Carmakers have offered free maintenance plans on new cars for years, but nowadays you may be able to land a deal for a free maintenance plan on used cars as well.
Getting a free maintanance plan with your used car can save money, but as always you need to me alert and ask an auto tech the proper questions. Here are just three auto service questions to ask before accepting any maintenance service for pre owned vehicles.
1. What kind of maintenance is included?
Everyone offers different deals, and some try to be sly by playing on your expectations. Basically go over any auto service questions you’d ask a mechanic and see what is covered. A program can offer several years of full servicing, or they may just include one free oil change. Why buy a used car if you can’t be protected from unexpected hiccups? Sure, used vehicles today are safer and have fewer problems than the used cars of yesteryear, but when you save that much money on a used car you don’t want to spend it on maintaining the car anyway. Might as well have gotten a new one in the first place.
2. What is excluded?
This is different from asking what is included. Common needs such as new tires, windshield wipers, or brakes typically aren’t included in these plans, and questions to ask a mechanic or dealer is what sort of quirks the car might have that would necessitate better coverage.
Also ask what parts of your maintenance plan aren’t covered. The plan may cover the labor to replace an air filter or oil, but it may not pay for the actual product. These little costs can stack up, especially depending on how well the used car has been restored.
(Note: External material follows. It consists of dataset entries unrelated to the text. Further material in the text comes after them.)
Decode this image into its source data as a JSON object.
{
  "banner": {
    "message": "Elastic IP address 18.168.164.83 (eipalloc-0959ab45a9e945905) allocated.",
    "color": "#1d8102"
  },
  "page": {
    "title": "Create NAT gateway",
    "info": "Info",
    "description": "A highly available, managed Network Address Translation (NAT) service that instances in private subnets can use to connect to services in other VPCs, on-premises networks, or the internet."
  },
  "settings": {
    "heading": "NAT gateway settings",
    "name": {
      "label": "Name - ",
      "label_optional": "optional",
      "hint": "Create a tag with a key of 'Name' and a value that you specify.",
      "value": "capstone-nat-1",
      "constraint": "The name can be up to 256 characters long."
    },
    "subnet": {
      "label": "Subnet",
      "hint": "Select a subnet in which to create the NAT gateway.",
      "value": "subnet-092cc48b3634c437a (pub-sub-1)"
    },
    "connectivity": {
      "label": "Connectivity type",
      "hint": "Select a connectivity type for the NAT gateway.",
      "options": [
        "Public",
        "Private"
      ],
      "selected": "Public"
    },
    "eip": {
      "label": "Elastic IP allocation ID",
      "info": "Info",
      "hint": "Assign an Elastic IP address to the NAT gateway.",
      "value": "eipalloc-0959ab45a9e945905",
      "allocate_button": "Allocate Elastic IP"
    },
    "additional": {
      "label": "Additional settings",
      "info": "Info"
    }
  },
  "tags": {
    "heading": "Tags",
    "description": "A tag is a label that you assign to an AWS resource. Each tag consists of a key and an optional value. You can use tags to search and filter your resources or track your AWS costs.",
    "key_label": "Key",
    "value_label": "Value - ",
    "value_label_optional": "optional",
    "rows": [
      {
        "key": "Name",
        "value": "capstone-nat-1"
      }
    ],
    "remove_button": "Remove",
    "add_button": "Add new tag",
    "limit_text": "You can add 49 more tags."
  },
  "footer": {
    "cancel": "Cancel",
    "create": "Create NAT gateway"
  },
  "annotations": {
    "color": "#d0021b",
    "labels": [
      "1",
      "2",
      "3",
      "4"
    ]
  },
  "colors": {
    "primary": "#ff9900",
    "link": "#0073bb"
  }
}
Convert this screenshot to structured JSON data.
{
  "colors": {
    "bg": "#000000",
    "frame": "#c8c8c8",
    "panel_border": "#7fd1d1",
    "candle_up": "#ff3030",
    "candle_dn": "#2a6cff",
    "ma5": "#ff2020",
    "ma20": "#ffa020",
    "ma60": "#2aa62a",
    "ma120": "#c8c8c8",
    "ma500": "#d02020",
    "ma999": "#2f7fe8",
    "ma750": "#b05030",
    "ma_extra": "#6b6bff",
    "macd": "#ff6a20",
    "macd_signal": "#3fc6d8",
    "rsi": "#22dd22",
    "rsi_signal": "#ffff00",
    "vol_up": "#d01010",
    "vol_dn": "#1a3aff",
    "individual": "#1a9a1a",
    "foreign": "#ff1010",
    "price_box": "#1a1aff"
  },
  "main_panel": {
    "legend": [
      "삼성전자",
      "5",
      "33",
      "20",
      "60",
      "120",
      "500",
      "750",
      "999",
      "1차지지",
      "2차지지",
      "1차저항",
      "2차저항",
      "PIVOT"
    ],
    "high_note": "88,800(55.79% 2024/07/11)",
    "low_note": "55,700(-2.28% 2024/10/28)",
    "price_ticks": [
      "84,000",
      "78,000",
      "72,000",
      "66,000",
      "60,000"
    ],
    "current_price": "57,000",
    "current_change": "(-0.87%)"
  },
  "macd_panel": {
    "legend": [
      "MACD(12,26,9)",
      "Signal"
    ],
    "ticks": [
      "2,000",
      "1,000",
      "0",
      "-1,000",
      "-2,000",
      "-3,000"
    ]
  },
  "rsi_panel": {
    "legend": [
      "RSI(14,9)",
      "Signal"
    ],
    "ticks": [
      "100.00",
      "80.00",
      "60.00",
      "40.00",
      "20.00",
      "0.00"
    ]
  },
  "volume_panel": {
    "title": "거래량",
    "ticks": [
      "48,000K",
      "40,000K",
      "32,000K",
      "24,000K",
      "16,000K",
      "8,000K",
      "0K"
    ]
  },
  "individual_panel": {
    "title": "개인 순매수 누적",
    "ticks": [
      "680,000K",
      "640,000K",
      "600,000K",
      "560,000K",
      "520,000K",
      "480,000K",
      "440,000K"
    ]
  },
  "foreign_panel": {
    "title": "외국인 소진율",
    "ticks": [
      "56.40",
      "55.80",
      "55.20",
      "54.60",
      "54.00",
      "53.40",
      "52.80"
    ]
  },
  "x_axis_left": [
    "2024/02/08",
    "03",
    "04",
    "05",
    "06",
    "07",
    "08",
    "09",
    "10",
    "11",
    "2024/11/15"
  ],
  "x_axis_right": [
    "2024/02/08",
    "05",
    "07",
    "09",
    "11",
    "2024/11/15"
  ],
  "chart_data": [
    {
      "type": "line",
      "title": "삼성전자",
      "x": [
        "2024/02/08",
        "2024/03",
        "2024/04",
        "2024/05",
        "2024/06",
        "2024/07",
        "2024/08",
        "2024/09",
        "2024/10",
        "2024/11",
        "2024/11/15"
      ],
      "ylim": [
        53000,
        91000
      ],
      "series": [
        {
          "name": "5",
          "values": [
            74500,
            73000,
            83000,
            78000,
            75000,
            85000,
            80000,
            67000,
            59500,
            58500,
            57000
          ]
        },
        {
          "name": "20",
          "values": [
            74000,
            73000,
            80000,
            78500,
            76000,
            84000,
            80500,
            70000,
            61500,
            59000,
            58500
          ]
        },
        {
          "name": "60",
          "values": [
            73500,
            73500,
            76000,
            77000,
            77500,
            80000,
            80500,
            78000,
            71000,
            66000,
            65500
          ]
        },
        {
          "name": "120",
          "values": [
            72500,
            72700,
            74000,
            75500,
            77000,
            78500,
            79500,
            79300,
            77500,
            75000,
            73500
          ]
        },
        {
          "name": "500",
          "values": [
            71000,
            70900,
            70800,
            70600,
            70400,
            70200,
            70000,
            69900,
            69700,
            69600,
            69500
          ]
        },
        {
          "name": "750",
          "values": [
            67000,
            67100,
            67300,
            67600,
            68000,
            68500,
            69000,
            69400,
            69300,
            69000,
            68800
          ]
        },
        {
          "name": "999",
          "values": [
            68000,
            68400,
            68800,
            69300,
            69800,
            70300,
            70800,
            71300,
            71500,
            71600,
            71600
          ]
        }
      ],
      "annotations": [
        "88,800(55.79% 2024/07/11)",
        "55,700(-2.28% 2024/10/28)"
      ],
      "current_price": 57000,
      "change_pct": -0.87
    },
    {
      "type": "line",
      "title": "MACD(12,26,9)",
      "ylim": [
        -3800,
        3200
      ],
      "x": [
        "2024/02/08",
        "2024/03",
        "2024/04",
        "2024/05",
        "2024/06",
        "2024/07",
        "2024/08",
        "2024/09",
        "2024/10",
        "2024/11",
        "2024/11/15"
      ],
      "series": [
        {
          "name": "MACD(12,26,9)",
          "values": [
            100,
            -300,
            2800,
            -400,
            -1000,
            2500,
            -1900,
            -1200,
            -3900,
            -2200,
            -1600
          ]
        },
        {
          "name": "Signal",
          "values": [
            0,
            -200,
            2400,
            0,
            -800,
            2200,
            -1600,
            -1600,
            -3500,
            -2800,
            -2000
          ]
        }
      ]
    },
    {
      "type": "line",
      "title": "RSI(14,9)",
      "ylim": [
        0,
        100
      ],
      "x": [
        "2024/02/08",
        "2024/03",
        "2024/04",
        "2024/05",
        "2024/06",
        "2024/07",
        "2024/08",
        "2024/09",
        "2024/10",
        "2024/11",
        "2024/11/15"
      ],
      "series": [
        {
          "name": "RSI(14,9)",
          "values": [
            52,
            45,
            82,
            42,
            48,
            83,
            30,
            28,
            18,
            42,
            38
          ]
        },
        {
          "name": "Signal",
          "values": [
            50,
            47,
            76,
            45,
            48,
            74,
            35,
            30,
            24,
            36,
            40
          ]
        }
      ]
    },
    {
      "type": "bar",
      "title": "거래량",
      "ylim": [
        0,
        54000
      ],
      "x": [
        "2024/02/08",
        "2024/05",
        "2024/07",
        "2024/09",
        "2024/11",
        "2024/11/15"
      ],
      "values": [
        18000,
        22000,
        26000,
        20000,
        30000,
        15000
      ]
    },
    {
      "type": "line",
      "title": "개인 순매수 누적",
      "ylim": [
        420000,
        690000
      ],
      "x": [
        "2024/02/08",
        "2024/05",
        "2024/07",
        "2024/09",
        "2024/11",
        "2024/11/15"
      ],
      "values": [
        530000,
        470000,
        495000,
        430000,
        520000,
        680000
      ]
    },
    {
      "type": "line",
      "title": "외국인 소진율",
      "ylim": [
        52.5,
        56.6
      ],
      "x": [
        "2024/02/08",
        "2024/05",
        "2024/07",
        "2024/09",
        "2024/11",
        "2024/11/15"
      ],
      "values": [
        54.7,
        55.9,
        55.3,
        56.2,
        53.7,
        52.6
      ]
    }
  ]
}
Tip: A certified pre-owned car should meet a manufacturer’s factory standards and therefore tend to have guarantees similar to new-car warranties to cover defects. If you’re buying a certified pre-owned, read your warranty policy carefully in case you don’t get that guarantee and need a free maintenance plan after all
3. Are there conditions for me to meet?
It’s reasonable to require work done under a free maintenance plan to be done at a specific dealership or shop, but there are other possible snags to watch out for as well. A dealer may want you to get ALL servicing done at the dealership, even the ones not covered in your free plan. The free maintenance plan may also come tacked on to an extended warranty or financing, meaning you have to commit to other deals before you can take advantage of this one. It helps if financing or extended warranties are things you want anyway, but still be careful about seeing a free maintenance plan as a deal when it’s not.
Always read your contract carefully before signing and get all of your auto service questions answered. You know this is a significant purchase, so you know to be careful, just don’t forget the hidden catches that make car dealing so infamously tricky.